As a responsible international stakeholder, China should help ward off a global slowdown, or even a recession, the World Bank group president has said.
China will continue to be a growth engine in the global economy but it faces the challenges of an international slowdown because of the subprime mortgage crises in both the United States and Europe, Robert B. Zoellick said.
"China and the world economy are related," Zoellick told China Daily. "Coming back to the 'stakeholder' concept, we need to adjust our approach to the new challenges."
In September, the World Bank Beijing office said that the recent international financial market turmoil may affect China's economy, but that the country is well placed to absorb the impact.
"The World Bank is in a good position to work with China" to fight against global economic woes," he said.

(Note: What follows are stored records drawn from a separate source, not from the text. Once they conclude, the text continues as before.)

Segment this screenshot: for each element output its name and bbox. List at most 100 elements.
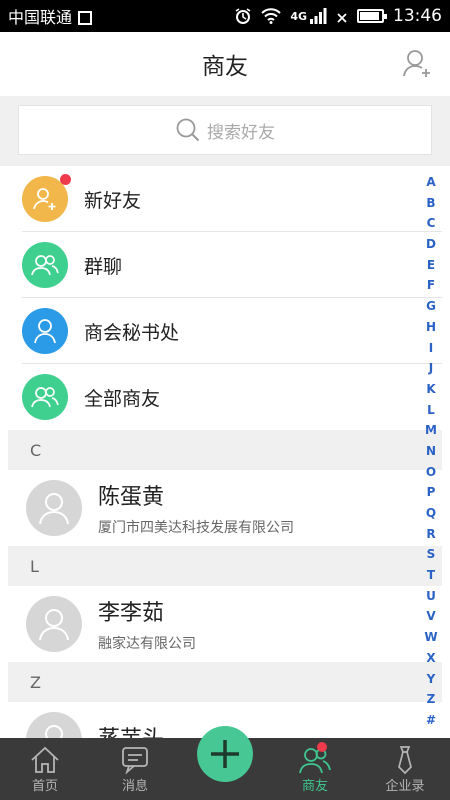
index-letter[interactable]: G xyxy=(426,296,436,317)
search-placeholder: 搜索好友 xyxy=(207,122,275,143)
index-letter[interactable]: O xyxy=(426,462,436,483)
index-letter[interactable]: M xyxy=(425,420,437,441)
app-header: 商友 xyxy=(0,32,450,96)
index-letter[interactable]: U xyxy=(426,586,436,607)
home-icon xyxy=(31,746,59,773)
friend-list: 新好友 群聊 商会秘书处 全部商友 C 陈蛋黄 厦门市四美达科技发展有限公司 L… xyxy=(0,166,450,738)
battery-icon xyxy=(357,9,387,23)
index-letter[interactable]: V xyxy=(426,606,435,627)
index-letter[interactable]: L xyxy=(427,400,435,421)
index-letter[interactable]: X xyxy=(426,648,435,669)
new-friends-avatar xyxy=(22,174,71,222)
person-icon xyxy=(39,609,69,641)
entry-label: 新好友 xyxy=(84,189,142,212)
entry-new-friends[interactable]: 新好友 xyxy=(0,166,450,232)
alphabet-index[interactable]: A B C D E F G H I J K L M N O P Q R S T U V W X Y Z # xyxy=(420,172,442,731)
carrier-name: 中国联通 xyxy=(8,8,73,27)
page-title: 商友 xyxy=(202,54,248,80)
index-letter[interactable]: I xyxy=(429,338,433,359)
add-friend-button[interactable] xyxy=(400,46,434,80)
status-bar: 中国联通 4G 13:46 xyxy=(0,0,450,32)
all-friends-avatar xyxy=(22,374,68,420)
status-icons: 4G 13:46 xyxy=(234,6,442,26)
tab-label: 消息 xyxy=(121,778,148,794)
avatar xyxy=(26,596,82,652)
contact-company: 融家达有限公司 xyxy=(98,636,196,652)
signal-icon: 4G xyxy=(290,8,327,24)
bottom-nav: 首页 消息 商友 企业录 xyxy=(0,726,450,800)
avatar xyxy=(26,480,82,536)
index-letter[interactable]: E xyxy=(427,255,435,276)
index-letter[interactable]: H xyxy=(426,317,436,338)
index-letter[interactable]: K xyxy=(426,379,435,400)
tab-label: 企业录 xyxy=(385,778,425,794)
sim2-icon xyxy=(336,8,348,24)
entry-label: 全部商友 xyxy=(84,387,161,410)
section-header-c: C xyxy=(8,430,442,470)
add-person-icon xyxy=(403,50,430,77)
person-icon xyxy=(34,319,56,344)
publish-button[interactable] xyxy=(197,726,253,782)
contact-name: 李李茹 xyxy=(98,601,165,626)
tie-icon xyxy=(398,745,412,774)
index-letter[interactable]: B xyxy=(426,193,435,214)
index-letter[interactable]: Z xyxy=(427,689,436,710)
group-icon xyxy=(31,387,59,408)
index-letter[interactable]: T xyxy=(427,565,435,586)
search-icon xyxy=(176,118,200,142)
tab-label: 商友 xyxy=(301,778,328,794)
search-input[interactable]: 搜索好友 xyxy=(18,105,432,155)
sim-icon xyxy=(78,11,93,25)
index-letter[interactable]: R xyxy=(426,524,435,545)
contact-name: 蒸芋头 xyxy=(98,721,164,738)
status-time: 13:46 xyxy=(393,6,442,26)
person-icon xyxy=(39,493,69,525)
contact-info: 李李茹 融家达有限公司 xyxy=(98,595,196,653)
secretariat-avatar xyxy=(22,308,68,354)
group-chat-avatar xyxy=(22,242,68,288)
new-friends-badge xyxy=(60,174,71,185)
message-icon xyxy=(122,746,148,774)
index-letter[interactable]: Y xyxy=(427,669,436,690)
plus-icon xyxy=(211,740,239,768)
contact-info: 蒸芋头 xyxy=(98,721,164,738)
index-letter[interactable]: A xyxy=(426,172,435,193)
network-type: 4G xyxy=(290,9,307,23)
index-letter[interactable]: D xyxy=(426,234,436,255)
search-area: 搜索好友 xyxy=(0,96,450,166)
tab-friends[interactable]: 商友 xyxy=(270,738,360,800)
index-letter[interactable]: N xyxy=(426,441,436,462)
index-letter[interactable]: Q xyxy=(426,503,436,524)
alarm-icon xyxy=(234,7,252,25)
contact-row[interactable]: 陈蛋黄 厦门市四美达科技发展有限公司 xyxy=(0,470,450,546)
avatar xyxy=(26,712,82,738)
entry-all-friends[interactable]: 全部商友 xyxy=(0,364,450,430)
tab-messages[interactable]: 消息 xyxy=(90,738,180,800)
index-letter[interactable]: # xyxy=(426,710,436,731)
contact-name: 陈蛋黄 xyxy=(98,485,165,510)
person-icon xyxy=(45,725,63,738)
tab-directory[interactable]: 企业录 xyxy=(360,738,450,800)
group-icon xyxy=(31,255,59,276)
contact-info: 陈蛋黄 厦门市四美达科技发展有限公司 xyxy=(98,479,294,537)
add-person-icon xyxy=(33,188,56,210)
tab-label: 首页 xyxy=(31,778,58,794)
wifi-icon xyxy=(261,8,282,24)
index-letter[interactable]: J xyxy=(429,358,433,379)
tab-publish xyxy=(180,726,270,800)
entry-group-chat[interactable]: 群聊 xyxy=(0,232,450,298)
contact-company: 厦门市四美达科技发展有限公司 xyxy=(98,520,294,536)
contact-row[interactable]: 李李茹 融家达有限公司 xyxy=(0,586,450,662)
section-header-l: L xyxy=(8,546,442,586)
entry-chamber-secretariat[interactable]: 商会秘书处 xyxy=(0,298,450,364)
index-letter[interactable]: S xyxy=(427,544,436,565)
friends-badge xyxy=(316,742,327,752)
entry-label: 群聊 xyxy=(84,255,123,278)
index-letter[interactable]: C xyxy=(427,213,436,234)
entry-label: 商会秘书处 xyxy=(84,321,180,344)
index-letter[interactable]: P xyxy=(427,482,436,503)
section-header-z: Z xyxy=(8,662,442,702)
tab-home[interactable]: 首页 xyxy=(0,738,90,800)
index-letter[interactable]: F xyxy=(427,275,435,296)
index-letter[interactable]: W xyxy=(424,627,437,648)
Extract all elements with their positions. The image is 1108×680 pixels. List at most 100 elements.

Zoellick came up with his "stakeholder concept" in September 2005 when he was the US Deputy Secretary of State, saying in a speech: "As a responsible stakeholder, China would be more than just a member; it will work with us to sustain the international system that has enabled its success.
"The logic behind the concept is that China, after 30 years of fast development, has interest in the system and so it has reason to be engaged, and meanwhile, it has responsibility in the international system."
Zoellick said over the weekend that "China's economy is healthy", adding that the demand it creates will partly help sustain the global economy.
The World Bank has said China's domestic economic climate remains buoyant, with high profit and credit growth, investment strong and consumption robust.
It forecast 11.3 percent growth for China this year and slightly below 11 percent the next. It said a strong macroeconomic position provides room to adjust the domestic policy stance, if necessary, to maintain high growth.
Gross domestic product grew by 11.5 percent in the first three quarters of this year from the same period last year.
However, Zoellick predicted that the US economy would certainly slow down and a recession may emerge.
He spent Friday and Saturday in Guangdong and Sichuan provinces and Chongqing Municipality to identify the country's development challenges before meeting Premier Wen Jiabao in Beijing yesterday. He is scheduled to meet State leaders and Cabinet ministers this week.